The defendant was not deprived of his statutory right to a speedy trial. The court properly excluded from the time chargeable to the People the period in which the court was reviewing the grand jury minutes (see CPL 30.30 [4] [a]). Furthermore, the defendant failed to demonstrate that the remarks by the prosecutor had "a decided tendency to prejudice the jury" (People v Halm, 81 NY2d [*2]819, 821 [1993] [internal quotation marks omitted]; see People v Ashwal, 39 NY2d 105, 110 [1976]).

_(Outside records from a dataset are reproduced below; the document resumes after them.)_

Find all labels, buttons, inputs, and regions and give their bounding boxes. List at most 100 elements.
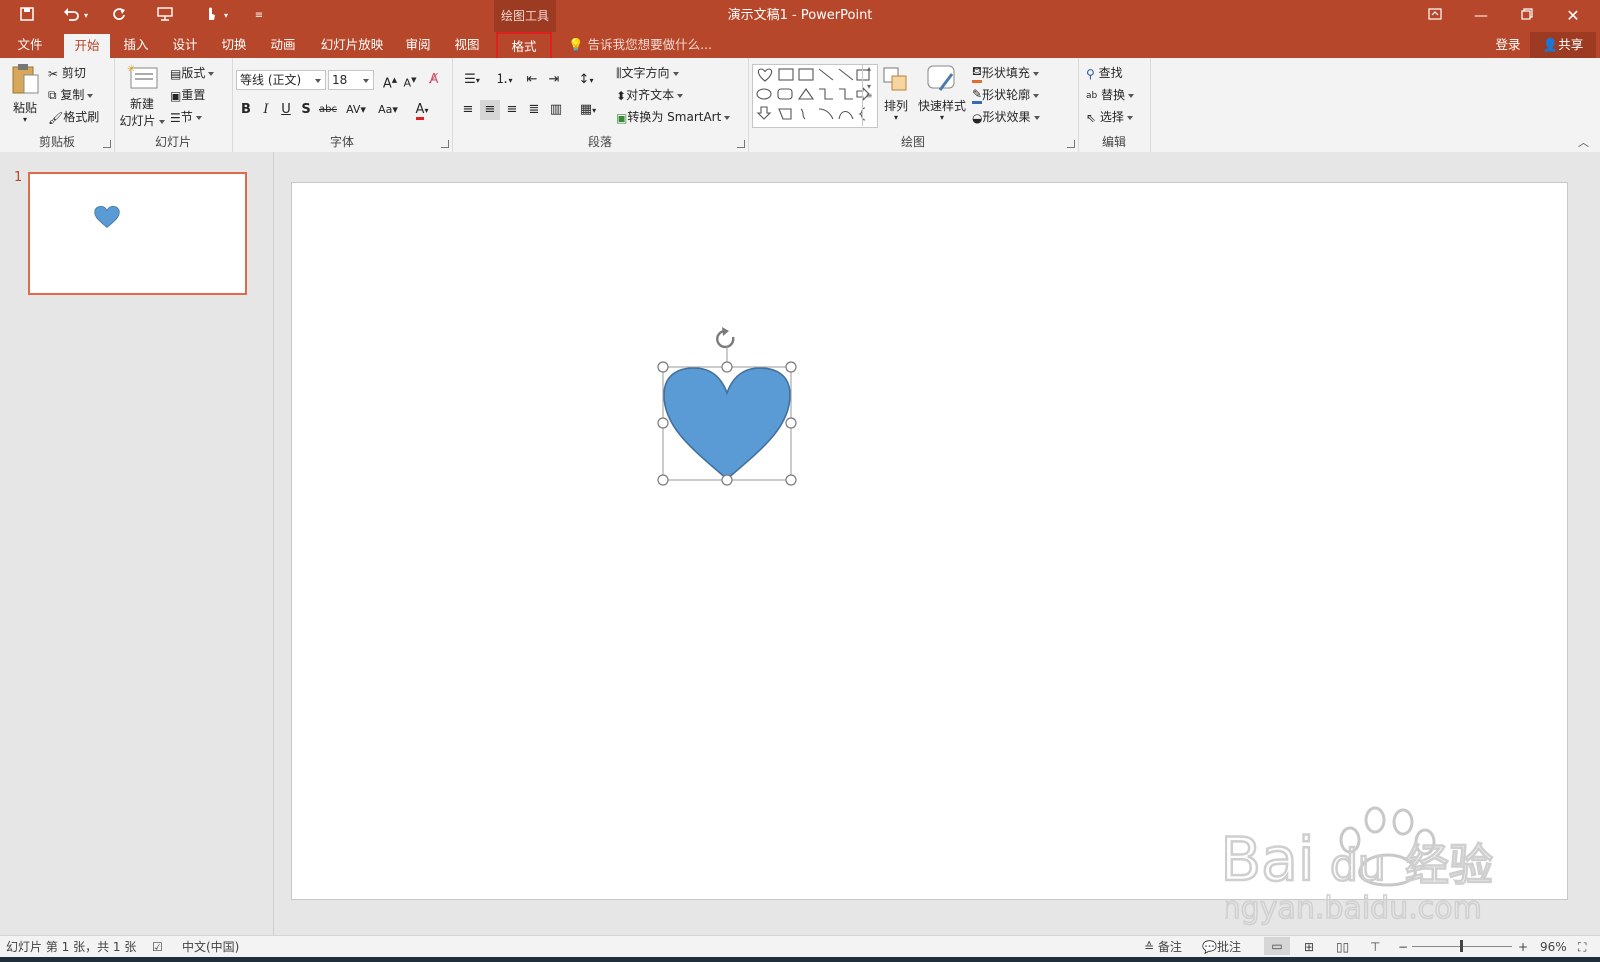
share-button[interactable]: 👤共享 — [1530, 32, 1596, 58]
gallery-scroll[interactable]: ▴ ▾ ≡ — [862, 64, 875, 126]
shape-gallery[interactable] — [752, 64, 878, 128]
align-left-icon[interactable]: ≡ — [458, 100, 478, 120]
tab-insert[interactable]: 插入 — [116, 32, 156, 58]
tab-transitions[interactable]: 切换 — [214, 32, 254, 58]
drawing-launcher-icon[interactable] — [1067, 140, 1075, 148]
tell-me-box[interactable]: 💡 告诉我您想要做什么... — [568, 32, 718, 58]
undo-icon[interactable] — [60, 6, 82, 26]
underline-icon[interactable]: U — [276, 100, 296, 120]
layout-button[interactable]: ▤版式 — [170, 64, 215, 81]
reset-button[interactable]: ▣重置 — [170, 86, 205, 103]
columns-icon[interactable]: ▦▾ — [574, 100, 602, 120]
zoom-out-icon[interactable]: − — [1398, 938, 1408, 956]
cut-button[interactable]: ✂ 剪切 — [48, 64, 86, 81]
zoom-in-icon[interactable]: + — [1518, 938, 1528, 956]
shape-effects-button[interactable]: ◒形状效果 — [972, 108, 1040, 125]
align-text-button[interactable]: ⬍对齐文本 — [616, 86, 684, 103]
bullets-icon[interactable]: ☰▾ — [458, 70, 486, 90]
select-button[interactable]: ⇖ 选择 — [1086, 108, 1133, 125]
touch-dropdown-icon[interactable]: ▾ — [220, 6, 232, 26]
font-size-select[interactable]: 18 — [328, 70, 374, 90]
slide-thumbnail[interactable] — [28, 172, 247, 295]
align-right-icon[interactable]: ≡ — [502, 100, 522, 120]
font-launcher-icon[interactable] — [441, 140, 449, 148]
arrange-button[interactable]: 排列 ▾ — [878, 66, 914, 122]
increase-indent-icon[interactable]: ⇥ — [544, 70, 564, 90]
slideshow-view-icon[interactable]: ⊤ — [1370, 938, 1380, 956]
shape-outline-button[interactable]: ✎形状轮廓 — [972, 86, 1040, 104]
numbering-icon[interactable]: ⒈▾ — [490, 70, 518, 90]
collapse-ribbon-icon[interactable]: ︿ — [1578, 134, 1589, 150]
paragraph-launcher-icon[interactable] — [737, 140, 745, 148]
font-name-select[interactable]: 等线 (正文) — [236, 70, 326, 90]
smartart-button[interactable]: ▣转换为 SmartArt — [616, 108, 731, 125]
tab-file[interactable]: 文件 — [10, 32, 50, 58]
fit-to-window-icon[interactable]: ⛶ — [1578, 938, 1586, 956]
format-painter-button[interactable]: 🖌格式刷 — [48, 108, 99, 125]
shrink-font-icon[interactable]: A▼ — [400, 70, 420, 90]
shape-fill-button[interactable]: ⛾形状填充 — [972, 64, 1039, 83]
spell-check-icon[interactable]: ☑ — [152, 938, 163, 956]
strikethrough-icon[interactable]: abc — [318, 100, 338, 120]
restore-icon[interactable] — [1504, 0, 1550, 32]
char-spacing-icon[interactable]: AV▾ — [342, 100, 370, 120]
tab-view[interactable]: 视图 — [447, 32, 487, 58]
bold-icon[interactable]: B — [236, 100, 256, 120]
slide-canvas[interactable] — [291, 182, 1568, 900]
quick-styles-button[interactable]: 快速样式 ▾ — [914, 64, 970, 122]
tab-design[interactable]: 设计 — [165, 32, 205, 58]
normal-view-icon[interactable]: ▭ — [1264, 937, 1290, 955]
undo-dropdown-icon[interactable]: ▾ — [80, 6, 92, 26]
tab-home[interactable]: 开始 — [64, 34, 110, 58]
resize-handle-top[interactable] — [721, 361, 733, 373]
grow-font-icon[interactable]: A▲ — [380, 70, 400, 91]
resize-handle-bottom-right[interactable] — [785, 474, 797, 486]
tab-review[interactable]: 审阅 — [398, 32, 438, 58]
clear-formatting-icon[interactable]: A̸ — [424, 70, 444, 90]
notes-button[interactable]: ≙ 备注 — [1144, 938, 1182, 956]
rotate-handle-icon[interactable] — [716, 327, 735, 367]
find-button[interactable]: ⚲ 查找 — [1086, 64, 1123, 81]
close-icon[interactable]: ✕ — [1550, 0, 1596, 32]
resize-handle-top-left[interactable] — [657, 361, 669, 373]
redo-icon[interactable] — [108, 6, 130, 26]
language-status[interactable]: 中文(中国) — [182, 938, 239, 956]
customize-icon[interactable]: ≡ — [248, 6, 270, 26]
tab-slide-show[interactable]: 幻灯片放映 — [314, 32, 390, 58]
new-slide-button[interactable]: ✳ 新建 幻灯片 — [118, 62, 166, 129]
tab-animations[interactable]: 动画 — [263, 32, 303, 58]
replace-button[interactable]: ab 替换 — [1086, 86, 1135, 103]
slide-sorter-view-icon[interactable]: ⊞ — [1304, 938, 1314, 956]
line-spacing-icon[interactable]: ↕▾ — [572, 70, 600, 90]
minimize-icon[interactable]: — — [1458, 0, 1504, 32]
zoom-slider-thumb[interactable] — [1460, 940, 1463, 952]
text-shadow-icon[interactable]: S — [296, 100, 316, 120]
zoom-level[interactable]: 96% — [1540, 938, 1567, 956]
heart-shape-selection[interactable] — [652, 323, 802, 503]
decrease-indent-icon[interactable]: ⇤ — [522, 70, 542, 90]
font-color-icon[interactable]: A▾ — [408, 100, 436, 120]
clipboard-launcher-icon[interactable] — [103, 140, 111, 148]
resize-handle-bottom[interactable] — [721, 474, 733, 486]
reading-view-icon[interactable]: ▯▯ — [1336, 938, 1349, 956]
ribbon-display-icon[interactable] — [1412, 0, 1458, 32]
resize-handle-right[interactable] — [785, 417, 797, 429]
touch-icon[interactable] — [200, 6, 222, 26]
copy-button[interactable]: ⧉ 复制 — [48, 86, 94, 103]
present-icon[interactable] — [154, 6, 176, 26]
resize-handle-top-right[interactable] — [785, 361, 797, 373]
resize-handle-bottom-left[interactable] — [657, 474, 669, 486]
text-direction-button[interactable]: ⫼文字方向 — [616, 64, 679, 81]
change-case-icon[interactable]: Aa▾ — [374, 100, 402, 120]
comments-button[interactable]: 💬批注 — [1202, 938, 1241, 956]
section-button[interactable]: ☰节 — [170, 108, 202, 125]
justify-icon[interactable]: ≣ — [524, 100, 544, 120]
save-icon[interactable] — [16, 6, 38, 26]
heart-shape[interactable] — [663, 367, 791, 481]
italic-icon[interactable]: I — [256, 100, 276, 120]
paste-button[interactable]: 粘贴 ▾ — [8, 62, 42, 124]
sign-in-link[interactable]: 登录 — [1490, 32, 1526, 58]
resize-handle-left[interactable] — [657, 417, 669, 429]
distributed-icon[interactable]: ▥ — [546, 100, 566, 120]
align-center-icon[interactable]: ≡ — [480, 100, 500, 120]
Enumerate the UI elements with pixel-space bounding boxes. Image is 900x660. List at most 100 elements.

Her comments, viewed in the context of the entire trial, fell within the latitude afforded to attorneys in advocating their cause (see People v Halm, 81 NY2d 819, 821 [1993]; People v Ashwal, 39 NY2d 105, 110 [1976]).
The defendant's challenge to the procedure pursuant to which he was sentenced as a persistent violent felony offender is unpreserved for appellate review (see People v Bouyea, 64 NY2d 1140, 1142 [1985]; People v Sampson, 30 AD3d 623 [2006]; People v Guzman, 23 AD3d 579, 580 [2005]). In any event, the challenge is without merit. The statutory purposes for the preliminary examination (see CPL 400.15 [3]) were satisfied (cf. People v Bouyea, 64 NY2d 1140, 1142 [1985]; People v Sampson, 30 AD3d 623, 623-624 [2006]). The defendant was aware that the sentencing court was considering his four previous felonies and knew that he was being sentenced as a persistent violent felony offender (see People v Sampson, 30 AD3d 623, 624 [2006]). When given an opportunity to speak at the sentencing hearing, the defendant asked the court to not consider his prior convictions with regard to his present sentence. Thus, remitting the matter to the sentencing court for resentencing "would be futile and pointless" (People v Bouyea, 64 NY2d 1140, 1142 [1985]).
The sentence imposed was not excessive (see People v Suitte, 90 AD2d 80 [1982]). Mastro, J.P., Dickerson, Belen and Chambers, JJ., concur.